The company's recovery from the cyberattack and its ability to navigate the challenging operating environment have been impressive. Clorox's focus on margin expansion, brand investment, and portfolio optimization positions it well to deliver consistent, profitable growth over the long term.
Liquidity
Clorox's strong cash generation, with annual operating cash flow of $1,158 million and free cash flow of $930 million, provides the company with the financial flexibility to invest in its business, pursue strategic initiatives, and return capital to shareholders. The company's balance sheet remains solid, with a debt-to-equity ratio of 33.19 and an interest coverage ratio of 14.16, indicating its ability to service its debt obligations.
International Operations
The company's international operations, which account for approximately 17% of total net sales, have been a source of growth, with the International segment reporting a 2% increase in net sales and a 41% jump in segment adjusted EBIT during the third quarter. Clorox's focus on expanding its presence in markets outside the United States, such as the Middle East, Europe, and Asia, is expected to contribute to its long-term growth.

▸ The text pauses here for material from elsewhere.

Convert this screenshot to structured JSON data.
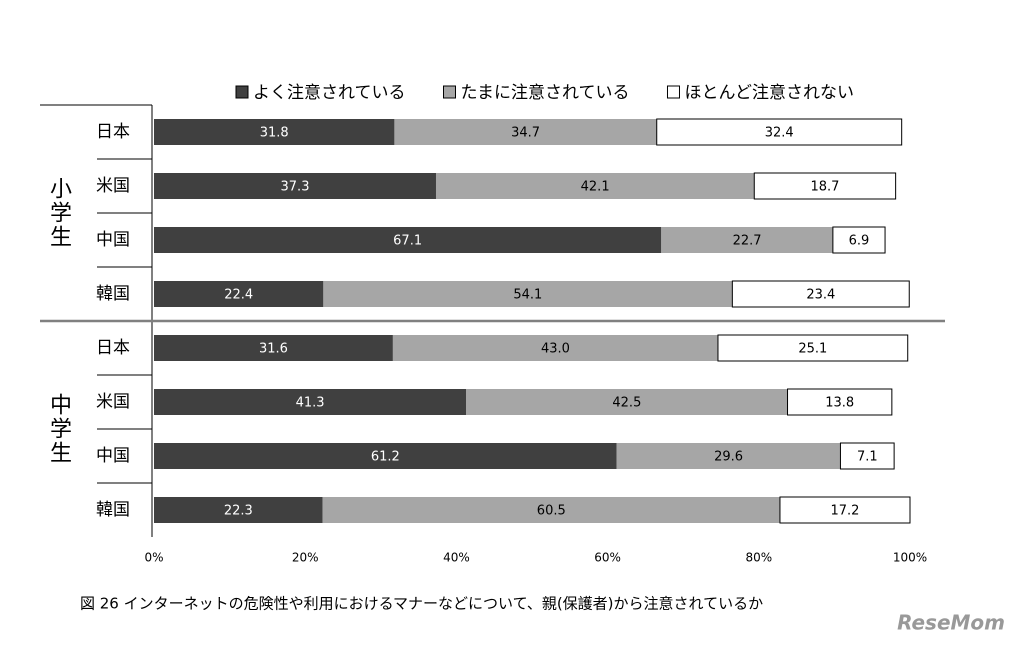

Innovation and Brand Building
Clorox's commitment to innovation and brand building is evident in its investment in advertising and sales promotion, which increased to 11.9% of net sales in the third quarter, up from 10.8% in the prior-year period. The company's focus on developing new products and enhancing its existing offerings is crucial in maintaining its market leadership and driving future growth.
Operational Efficiency
The company's streamlined operating model and digital transformation initiatives are expected to enhance its ability to respond to changing consumer behaviors and innovate faster. Clorox anticipates the implementation of this new model will be completed in fiscal year 2024, with the potential to generate annual cost savings of $75 million to $100 million.
Conclusion
While Clorox faces ongoing challenges, such as inflationary pressures, supply chain disruptions, and macroeconomic uncertainty, the company's strong brand portfolio, operational resilience, and strategic initiatives position it well to navigate these headwinds and deliver long-term value for its shareholders.